Michael Pollan is an author, journalist, activist, and professor of journalism at UC Berkley who has written six books, all addressing, in his opinion, how our relationship with what we eat is broken. He states, “Instead of food, we are consuming “edible food-like substances” – no longer the products of nature but of food science.” His advice is solid: Eat real food – vegetables, fruits, whole grains, fish, and meat. Pollan offers 7 Rules for Eating that are good solid rules to live and eat healthfully by.
- Don’t eat anything previous generations would not recognize as food. Would they recognize a portable yogurt tube or a toaster pastry?
- Don’t eat anything with more than five ingredients, or ingredients you cannot pronounce.
- Shop the perimeter of the store where real, basic food tends to be. Think about it…these foods are near the loading docks where it can be replaced frequently by fresh foods when it goes bad.
- Don’t eat anything that will not eventually rot. It should be a bit disconcerting that foods like Twinkies never go bad. Can something like that really be considered “food”?
- Leave the table when you are no longer hungry, not when you are full. Stop eating before realizing and regretting that you “ate too much.”

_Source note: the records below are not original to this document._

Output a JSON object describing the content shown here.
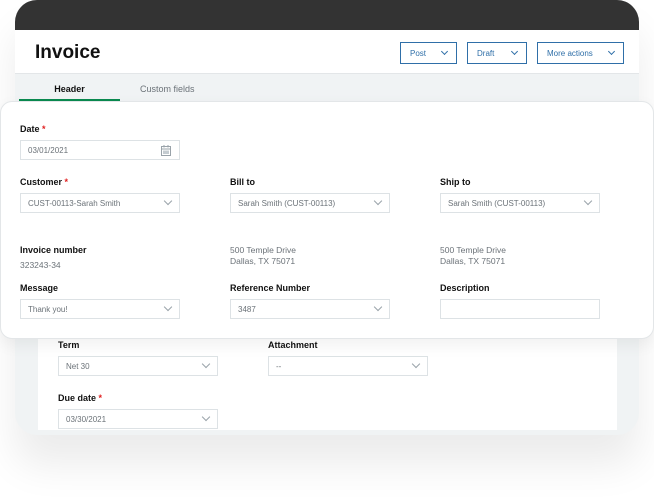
{
  "header": {
    "title": "Invoice",
    "buttons": [
      {
        "label": "Post"
      },
      {
        "label": "Draft"
      },
      {
        "label": "More actions"
      }
    ]
  },
  "tabs": [
    {
      "label": "Header",
      "active": true
    },
    {
      "label": "Custom fields",
      "active": false
    }
  ],
  "colors": {
    "accent": "#2f6fa8",
    "tab_active": "#0a8a4f",
    "required": "#e02020",
    "topbar": "#333333"
  },
  "form": {
    "date": {
      "label": "Date",
      "required_mark": "*",
      "value": "03/01/2021",
      "icon": "calendar-icon"
    },
    "customer": {
      "label": "Customer",
      "required_mark": "*",
      "value": "CUST-00113-Sarah Smith"
    },
    "bill_to": {
      "label": "Bill to",
      "value": "Sarah Smith (CUST-00113)",
      "address1": "500 Temple Drive",
      "address2": "Dallas, TX 75071"
    },
    "ship_to": {
      "label": "Ship to",
      "value": "Sarah Smith (CUST-00113)",
      "address1": "500 Temple Drive",
      "address2": "Dallas, TX 75071"
    },
    "invoice_number": {
      "label": "Invoice number",
      "value": "323243-34"
    },
    "message": {
      "label": "Message",
      "value": "Thank you!"
    },
    "reference_number": {
      "label": "Reference Number",
      "value": "3487"
    },
    "description": {
      "label": "Description",
      "value": ""
    },
    "term": {
      "label": "Term",
      "value": "Net 30"
    },
    "attachment": {
      "label": "Attachment",
      "value": "--"
    },
    "due_date": {
      "label": "Due date",
      "required_mark": "*",
      "value": "03/30/2021"
    }
  }
}
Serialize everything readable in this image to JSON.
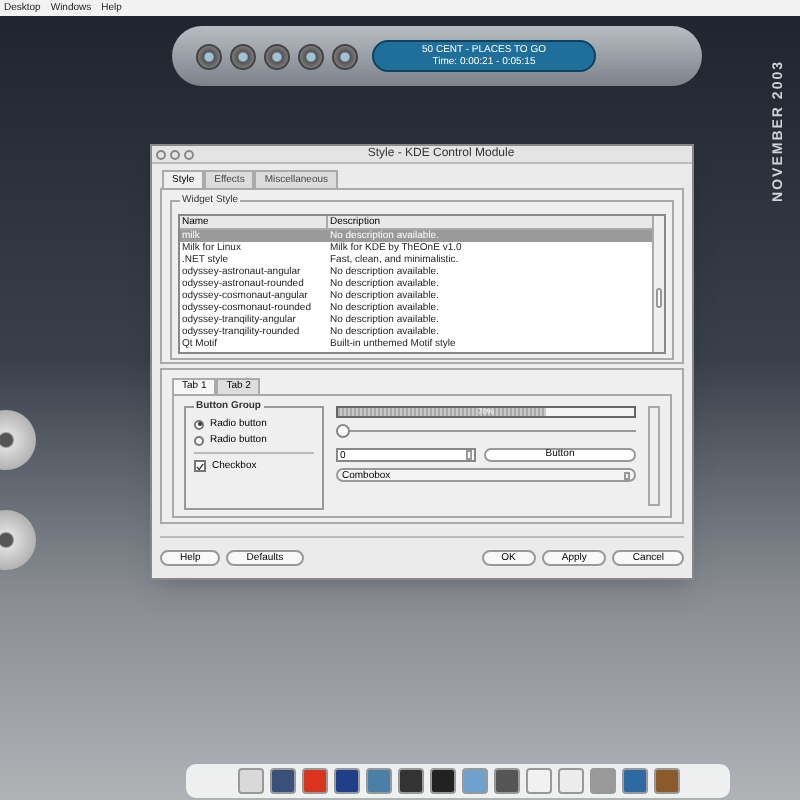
{
  "menu_bar": [
    "Desktop",
    "Windows",
    "Help"
  ],
  "player": {
    "track": "50 CENT - PLACES TO GO",
    "time": "Time: 0:00:21 - 0:05:15"
  },
  "desktop_caption": "NOVEMBER 2003",
  "window": {
    "title": "Style - KDE Control Module",
    "tabs": [
      {
        "label": "Style",
        "selected": true
      },
      {
        "label": "Effects",
        "selected": false
      },
      {
        "label": "Miscellaneous",
        "selected": false
      }
    ],
    "group_title": "Widget Style",
    "table": {
      "columns": [
        "Name",
        "Description"
      ],
      "rows": [
        {
          "name": "milk",
          "description": "No description available.",
          "selected": true
        },
        {
          "name": "Milk for Linux",
          "description": "Milk for KDE by ThEOnE v1.0",
          "selected": false
        },
        {
          "name": ".NET style",
          "description": "Fast, clean, and minimalistic.",
          "selected": false
        },
        {
          "name": "odyssey-astronaut-angular",
          "description": "No description available.",
          "selected": false
        },
        {
          "name": "odyssey-astronaut-rounded",
          "description": "No description available.",
          "selected": false
        },
        {
          "name": "odyssey-cosmonaut-angular",
          "description": "No description available.",
          "selected": false
        },
        {
          "name": "odyssey-cosmonaut-rounded",
          "description": "No description available.",
          "selected": false
        },
        {
          "name": "odyssey-tranqility-angular",
          "description": "No description available.",
          "selected": false
        },
        {
          "name": "odyssey-tranqility-rounded",
          "description": "No description available.",
          "selected": false
        },
        {
          "name": "Qt Motif",
          "description": "Built-in unthemed Motif style",
          "selected": false
        }
      ]
    },
    "preview": {
      "tabs": [
        {
          "label": "Tab 1",
          "selected": true
        },
        {
          "label": "Tab 2",
          "selected": false
        }
      ],
      "button_group": "Button Group",
      "radios": [
        {
          "label": "Radio button",
          "selected": true
        },
        {
          "label": "Radio button",
          "selected": false
        }
      ],
      "checkbox": {
        "label": "Checkbox",
        "checked": true
      },
      "progress": {
        "level": 0.7,
        "reading": "70%"
      },
      "slider": {
        "level": 0.0
      },
      "spinbox": "0",
      "button": "Button",
      "combobox": "Combobox"
    },
    "buttons_left": [
      "Help",
      "Defaults"
    ],
    "buttons_right": [
      "OK",
      "Apply",
      "Cancel"
    ]
  }
}
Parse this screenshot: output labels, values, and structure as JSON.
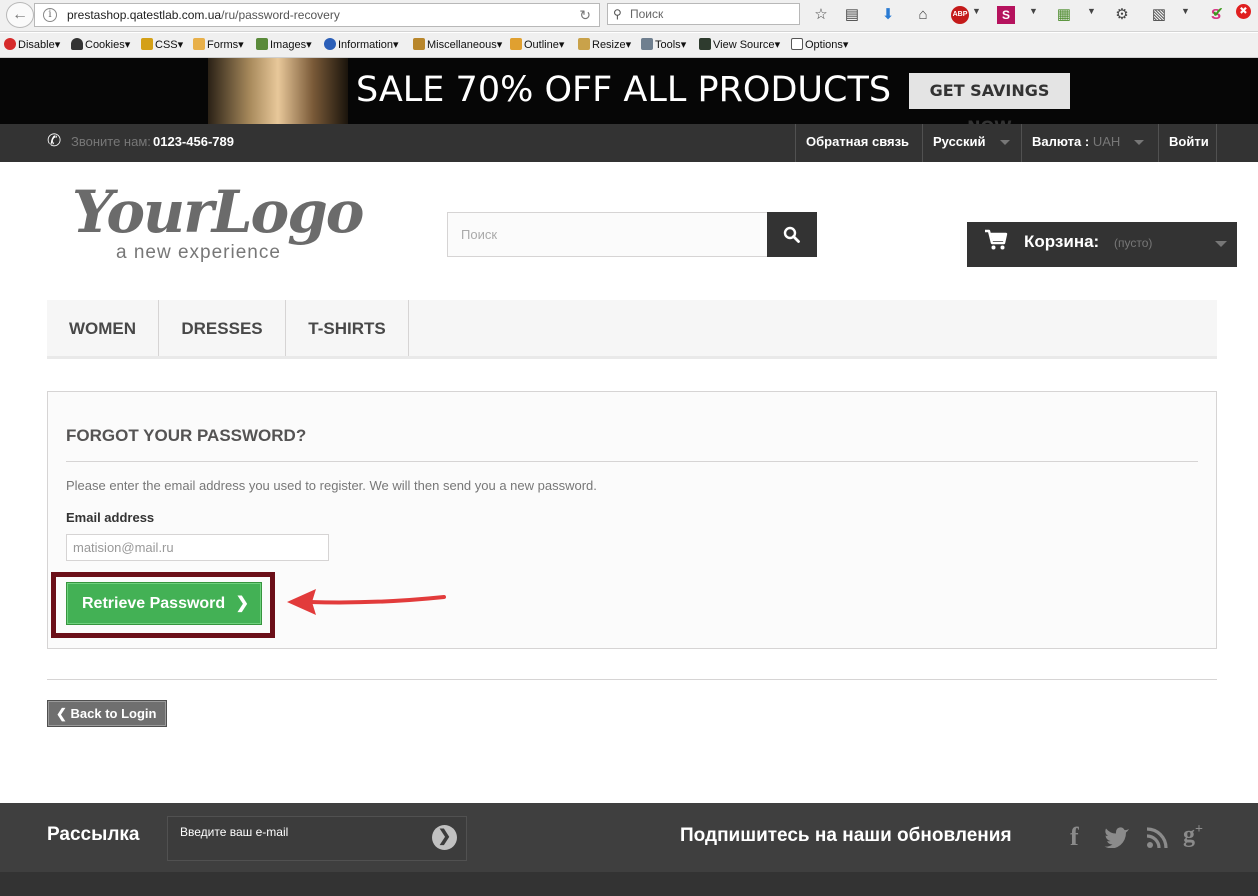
{
  "browser": {
    "url_host": "prestashop.qatestlab.com.ua",
    "url_path": "/ru/password-recovery",
    "search_placeholder": "Поиск"
  },
  "dev_toolbar": {
    "items": [
      "Disable",
      "Cookies",
      "CSS",
      "Forms",
      "Images",
      "Information",
      "Miscellaneous",
      "Outline",
      "Resize",
      "Tools",
      "View Source",
      "Options"
    ]
  },
  "promo": {
    "text": "SALE 70% OFF ALL PRODUCTS",
    "button": "GET SAVINGS NOW"
  },
  "topnav": {
    "call_label": "Звоните нам:",
    "phone": "0123-456-789",
    "contact": "Обратная связь",
    "language": "Русский",
    "currency_label": "Валюта :",
    "currency_value": "UAH",
    "login": "Войти"
  },
  "header": {
    "logo_main": "YourLogo",
    "logo_sub": "a new experience",
    "search_placeholder": "Поиск",
    "cart_label": "Корзина:",
    "cart_status": "(пусто)"
  },
  "menu": {
    "items": [
      "WOMEN",
      "DRESSES",
      "T-SHIRTS"
    ]
  },
  "form": {
    "title": "FORGOT YOUR PASSWORD?",
    "intro": "Please enter the email address you used to register. We will then send you a new password.",
    "email_label": "Email address",
    "email_value": "matision@mail.ru",
    "submit": "Retrieve Password",
    "back": "Back to Login"
  },
  "footer": {
    "newsletter_title": "Рассылка",
    "newsletter_placeholder": "Введите ваш e-mail",
    "follow_title": "Подпишитесь на наши обновления",
    "social_icons": [
      "facebook-icon",
      "twitter-icon",
      "rss-icon",
      "google-plus-icon"
    ]
  },
  "colors": {
    "accent_green": "#43b155",
    "highlight_border": "#6b0f18",
    "annotation_arrow": "#e23b3b",
    "dark_bar": "#333333"
  }
}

- Eat around a table, not a TV. Eat at regular meal times. Eat and only eat. Take time during a busy day to eat/refuel.
- Don’t buy food where you buy gas. Most foods there are not “foods of nature but of food science.”
This advice is simple, understandable, and not made harder than it has to be as is the case with a lot of nutrition information. These rules are simple. The hard part is changing lifestyle habits in a culture of too much food eaten too often. That is where one’s readiness to change becomes key. We should all remember that good health trumps good food.